Bez wątpienia, że Pan Bóg chce
widzieć nas punktualnymi, by nie sprawiać zaniepokojenia innym; takie
postępowanie pokazuje na ile mamy rozwinięty charakter chrześcijański, któryby
mógł zaskarbić sobie pochwałę u Boga i wskazał na ile posiadamy kwalifikacji i
jesteśmy przygotowani do Królestwa. Kto jest obojętny na prawa innych ludzi
pokazuje, że mu brak ducha miłości, ducha Chrystusowego, a kto go nie ma taki
nie będzie miał miejsca w Królestwie.
Sprawy tego rodzaju jak
przyprowadzanie niesfornych dzieci na zebrania, spóźnianie się itp. rzeczy,
chociaż na pozór małe, jednak wiele mogą się przyczynić do naszego
przygotowania nas do Królestwa.

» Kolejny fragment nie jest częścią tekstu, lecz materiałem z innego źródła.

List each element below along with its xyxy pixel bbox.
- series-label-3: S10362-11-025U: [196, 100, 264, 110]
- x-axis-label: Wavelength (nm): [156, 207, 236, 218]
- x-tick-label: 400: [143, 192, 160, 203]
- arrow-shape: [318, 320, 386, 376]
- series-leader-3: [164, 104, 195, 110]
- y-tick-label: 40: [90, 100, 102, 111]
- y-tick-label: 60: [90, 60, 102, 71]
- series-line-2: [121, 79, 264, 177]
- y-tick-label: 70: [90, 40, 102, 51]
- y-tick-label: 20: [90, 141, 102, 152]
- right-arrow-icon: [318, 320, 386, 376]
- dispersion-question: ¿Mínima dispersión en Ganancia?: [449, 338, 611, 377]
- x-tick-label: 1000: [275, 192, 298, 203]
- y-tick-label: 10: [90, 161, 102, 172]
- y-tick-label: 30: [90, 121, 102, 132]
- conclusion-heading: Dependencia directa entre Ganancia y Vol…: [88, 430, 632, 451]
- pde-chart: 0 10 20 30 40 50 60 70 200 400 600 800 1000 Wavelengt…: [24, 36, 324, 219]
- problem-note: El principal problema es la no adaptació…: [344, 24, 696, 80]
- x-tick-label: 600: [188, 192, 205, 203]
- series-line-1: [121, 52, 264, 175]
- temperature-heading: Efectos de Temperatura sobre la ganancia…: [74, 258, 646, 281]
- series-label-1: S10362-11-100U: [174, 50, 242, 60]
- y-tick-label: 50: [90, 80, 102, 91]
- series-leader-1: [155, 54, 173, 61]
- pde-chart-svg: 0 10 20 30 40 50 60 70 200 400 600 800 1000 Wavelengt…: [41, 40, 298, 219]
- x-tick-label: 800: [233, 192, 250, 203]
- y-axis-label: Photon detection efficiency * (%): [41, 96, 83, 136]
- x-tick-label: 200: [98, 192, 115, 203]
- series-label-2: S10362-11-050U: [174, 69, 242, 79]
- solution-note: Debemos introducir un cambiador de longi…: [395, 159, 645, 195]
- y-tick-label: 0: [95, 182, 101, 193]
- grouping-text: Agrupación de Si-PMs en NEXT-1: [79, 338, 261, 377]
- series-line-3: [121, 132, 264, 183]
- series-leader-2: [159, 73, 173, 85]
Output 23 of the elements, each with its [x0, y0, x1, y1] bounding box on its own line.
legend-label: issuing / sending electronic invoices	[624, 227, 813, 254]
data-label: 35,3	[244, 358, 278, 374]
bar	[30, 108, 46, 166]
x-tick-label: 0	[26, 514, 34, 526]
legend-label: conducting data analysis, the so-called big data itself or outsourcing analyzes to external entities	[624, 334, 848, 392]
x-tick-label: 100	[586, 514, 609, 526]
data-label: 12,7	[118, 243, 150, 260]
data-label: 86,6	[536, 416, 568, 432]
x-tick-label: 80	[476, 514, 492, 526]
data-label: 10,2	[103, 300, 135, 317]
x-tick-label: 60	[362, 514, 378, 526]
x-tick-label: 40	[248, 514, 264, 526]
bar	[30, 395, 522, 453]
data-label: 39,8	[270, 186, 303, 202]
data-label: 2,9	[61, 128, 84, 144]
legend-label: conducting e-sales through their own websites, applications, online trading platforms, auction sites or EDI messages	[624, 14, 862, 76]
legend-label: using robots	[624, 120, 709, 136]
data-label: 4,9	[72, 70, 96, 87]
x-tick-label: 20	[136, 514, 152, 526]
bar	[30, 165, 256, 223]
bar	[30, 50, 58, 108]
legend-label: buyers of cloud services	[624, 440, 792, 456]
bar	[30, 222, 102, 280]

Nie mamy rozumieć, że jesteśmy sądzeni według
uczynków. Pan Jezus powiedział: "Nie sądźcie". Powinniśmy udowodnić i
pokazać, że naszym usiłowaniem jest czynić wolę Bożą, co równa się życzeniom
naszych serc. Jeżeli postanowiliśmy żyć stosownie do tego, to możemy się
spodziewać, iż otrzymamy naszą przemianę przy zmartwychwstaniu.
Straż 1929 str. 120,121 W.T. R-5809 a - 1915 r.